Pour Matthieu Ricard “nous nous précipitons sur la lame acérée de la loi de cause à effet” : on cherche au mauvais endroit les conditions de l’épanouissement, c’est-à-dire dans une réalité faussée, qui n’est que souffrance. Or c’est d’abord à l’intérieur de soi que l’on trouvera un meilleur état d’être.

Durant les échanges, j’ai souvent opiné du chef ou murmuré un “oui” tant les évocations faisaient écho avec mon être et me semblaient évidentes!

Les conférenciers d’hier et leur confrère dans le livre nous invitent ainsi par différents ponts à rejoindre le chemin de la liberté intérieure et de perfectionnement de son être et nous offrent des outils de transformation mentale – comme par exemple se soigner par l’auto-bienveillance qui elle-même permet de parvenir à l’oubli de soi (ego) pour s’ouvrir aux autres et ressentir la compassion. Ils nous rappellent également qu’il ne faut pas tarir d’efforts car c’est par une inlassable pratique que l’on perfectionne l’esprit, comme un sportif entraîne son corps.

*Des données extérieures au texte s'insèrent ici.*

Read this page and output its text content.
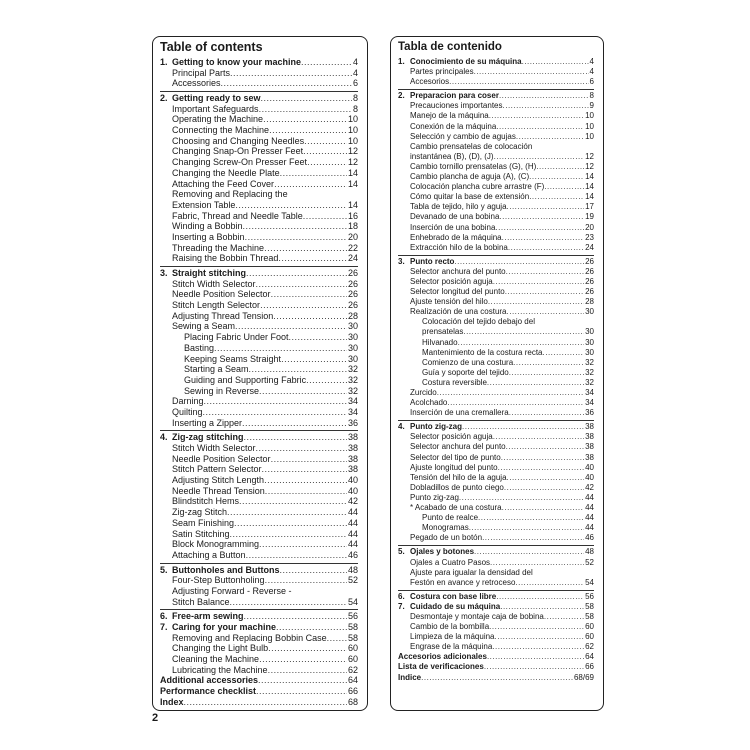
Table of contents
1. Getting to know your machine .....	4
Principal Parts .....	4
Accessories .....	6
2. Getting ready to sew .....	8
Important Safeguards .....	8
Operating the Machine .....	10
Connecting the Machine .....	10
Choosing and Changing Needles .....	10
Changing Snap-On Presser Feet .....	12
Changing Screw-On Presser Feet .....	12
Changing the Needle Plate .....	14
Attaching the Feed Cover .....	14
Removing and Replacing the
Extension Table .....	14
Fabric, Thread and Needle Table .....	16
Winding a Bobbin .....	18
Inserting a Bobbin .....	20
Threading the Machine .....	22
Raising the Bobbin Thread .....	24
3. Straight stitching .....	26
Stitch Width Selector .....	26
Needle Position Selector .....	26
Stitch Length Selector .....	26
Adjusting Thread Tension .....	28
Sewing a Seam .....	30
Placing Fabric Under Foot .....	30
Basting .....	30
Keeping Seams Straight .....	30
Starting a Seam .....	32
Guiding and Supporting Fabric .....	32
Sewing in Reverse .....	32
Darning .....	34
Quilting .....	34
Inserting a Zipper .....	36
4. Zig-zag stitching .....	38
Stitch Width Selector .....	38
Needle Position Selector .....	38
Stitch Pattern Selector .....	38
Adjusting Stitch Length .....	40
Needle Thread Tension .....	40
Blindstitch Hems .....	42
Zig-zag Stitch .....	44
Seam Finishing .....	44
Satin Stitching .....	44
Block Monogramming .....	44
Attaching a Button .....	46
5. Buttonholes and Buttons .....	48
Four-Step Buttonholing .....	52
Adjusting Forward - Reverse -
Stitch Balance .....	54
6. Free-arm sewing .....	56
7. Caring for your machine .....	58
Removing and Replacing Bobbin Case ..... 58
Changing the Light Bulb .....	60
Cleaning the Machine .....	60
Lubricating the Machine .....	62
Additional accessories .....	64
Performance checklist .....	66
Index .....	68
Tabla de contenido
1. Conocimiento de su máquina .....	4
Partes principales .....	4
Accesorios .....	6
2. Preparacion para coser .....	8
Precauciones importantes .....	9
Manejo de la máquina .....	10
Conexión de la máquina .....	10
Selección y cambio de agujas .....	10
Cambio prensatelas de colocación
instantánea (B), (D), (J) .....	12
Cambio tornillo prensatelas (G), (H) .....	12
Cambio plancha de aguja (A), (C) .....	14
Colocación plancha cubre arrastre (F) .....	14
Cómo quitar la base de extensión .....	14
Tabla de tejido, hilo y aguja .....	17
Devanado de una bobina .....	19
Inserción de una bobina .....	20
Enhebrado de la máquina .....	23
Extracción hilo de la bobina .....	24
3. Punto recto .....	26
Selector anchura del punto .....	26
Selector posición aguja .....	26
Selector longitud del punto .....	26
Ajuste tensión del hilo .....	28
Realización de una costura .....	30
Colocación del tejido debajo del
prensatelas .....	30
Hilvanado .....	30
Mantenimiento de la costura recta .....	30
Comienzo de una costura .....	32
Guía y soporte del tejido .....	32
Costura reversible .....	32
Zurcido .....	34
Acolchado .....	34
Inserción de una cremallera .....	36
4. Punto zig-zag .....	38
Selector posición aguja .....	38
Selector anchura del punto .....	38
Selector del tipo de punto .....	38
Ajuste longitud del punto .....	40
Tensión del hilo de la aguja .....	40
Dobladillos de punto ciego .....	42
Punto zig-zag .....	44
* Acabado de una costura .....	44
Punto de realce .....	44
Monogramas .....	44
Pegado de un botón .....	46
5. Ojales y botones .....	48
Ojales a Cuatro Pasos .....	52
Ajuste para igualar la densidad del
Festón en avance y retroceso .....	54
6. Costura con base libre .....	56
7. Cuidado de su máquina .....	58
Desmontaje y montaje caja de bobina .....	58
Cambio de la bombilla .....	60
Limpieza de la máquina .....	60
Engrase de la máquina .....	62
Accesorios adicionales .....	64
Lista de verificaciones .....	66
Indice .....	68/69
2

Dans le livre, qui apporte un flot de réponses à nos questions de vie, Alexandre Jollien, si touchant et profond dans son témoignage, complète la pensée : “l’enseignement du zen est clair : tout faire impeccablement, et être détaché du résultat .”  De mon côté, je le ressens : le chemin de la quête, s’il est fait de son mieux, est alors plus gratifiant que d’atteindre la sagesse du moine.

Christophe André, à la fin de cette soirée, revient sur le message principal du livre et de la conférence : “au fond, tout ce dont on parle – la bonté, la bienveillance, l’altruisme, la paix…- on le sait. On (l’être humain) sait qu’il faut le faire…mais le fait-on?”

Pour ma part, je me dis qu’avec de telles belles personnes -et d’autres- on a encore davantage envie de le faire, et, comme le dirait Matthieu Ricard, “de tout coeur”.

*Ed. L’Iconoclaste, Allary Editions

nb : les droits d’auteur et les recettes de la conférence sont reversés à l’association de projets humanitaires Karuna-Shechen.